A Cimeira Social que ontem e hoje se realiza na cidade do Porto é, no plano simbólico, uma cimeira importante na União Europeia (UE), contudo, as suas metas, designadamente as três fundamentais, são apenas objetivos gerais. A sua concretização depende da vontade política e das condições concretas de cada país, e a bateria de métricas utilizada para a sua aferição, em grande medida, não respeita os diferentes níveis de desenvolvimento dos países, nem as suas diferenciadas culturas.

O "emprego para todos, no quadro de uma recuperação inclusiva" é mesmo um desígnio da UE? Onde estão os meios financeiros e as políticas solidárias para esse objetivo? A "bazuca europeia", concebida no impacto inicial da crise é insuficiente e tem ano e meio de atraso. A Cimeira passa por cima disso como gato por brasas e não há políticas novas para aquele desígnio.

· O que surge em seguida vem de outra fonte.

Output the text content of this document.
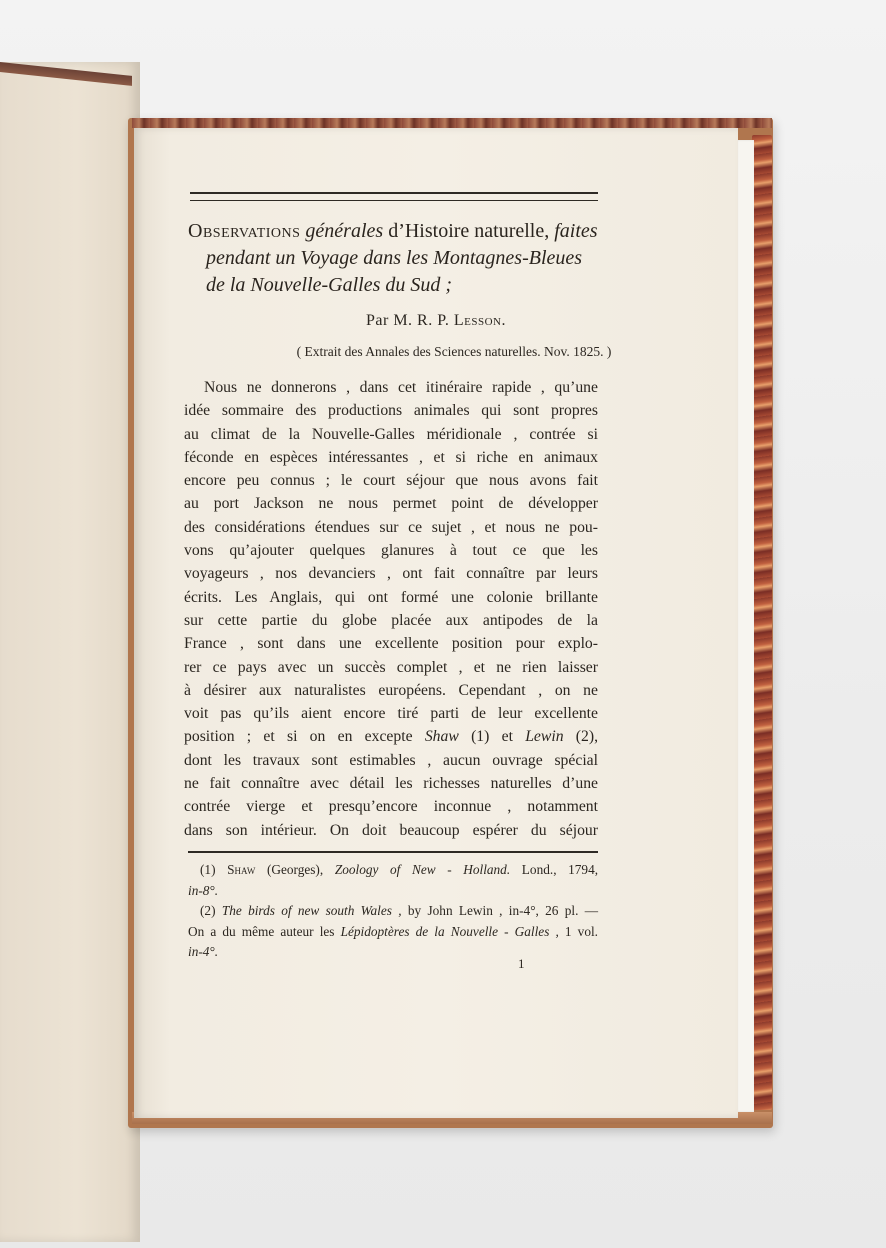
Observations générales d’Histoire naturelle, faites
pendant un Voyage dans les Montagnes-Bleues
de la Nouvelle-Galles du Sud ;
Par M. R. P. Lesson.
( Extrait des Annales des Sciences naturelles. Nov. 1825. )
Nous ne donnerons , dans cet itinéraire rapide , qu’une
idée sommaire des productions animales qui sont propres
au climat de la Nouvelle-Galles méridionale , contrée si
féconde en espèces intéressantes , et si riche en animaux
encore peu connus ; le court séjour que nous avons fait
au port Jackson ne nous permet point de développer
des considérations étendues sur ce sujet , et nous ne pou-
vons qu’ajouter quelques glanures à tout ce que les
voyageurs , nos devanciers , ont fait connaître par leurs
écrits. Les Anglais, qui ont formé une colonie brillante
sur cette partie du globe placée aux antipodes de la
France , sont dans une excellente position pour explo-
rer ce pays avec un succès complet , et ne rien laisser
à désirer aux naturalistes européens. Cependant , on ne
voit pas qu’ils aient encore tiré parti de leur excellente
position ; et si on en excepte Shaw (1) et Lewin (2),
dont les travaux sont estimables , aucun ouvrage spécial
ne fait connaître avec détail les richesses naturelles d’une
contrée vierge et presqu’encore inconnue , notamment
dans son intérieur. On doit beaucoup espérer du séjour
(1) Shaw (Georges), Zoology of New - Holland. Lond., 1794,
in-8°.
(2) The birds of new south Wales , by John Lewin , in-4°, 26 pl. —
On a du même auteur les Lépidoptères de la Nouvelle - Galles , 1 vol.
in-4°.
1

As três grandes metas apresentadas nesta Cimeira consistem em a UE chegar a 2030 com: i) 78% da sua população, entre os 20 e os 64 anos, estar empregada; ii) 60% dos adultos participarem anualmente em ações de formação; iii) haver menos 15 milhões de pessoas em situação de pobreza e exclusão social, entre as quais 5 milhões de crianças.

Para haver emprego é preciso investimento, público e privado, e que se promova o crescimento económico fazendo chegar recursos às pessoas, às empresas e ao Estado para a missão de nos garantir direitos fundamentais. Impõe-se mesmo uma outra política orçamental, estímulos sérios ao investimento numa perspetiva de melhoria do perfil da economia e que não se continue a substituir salários por crédito "barato".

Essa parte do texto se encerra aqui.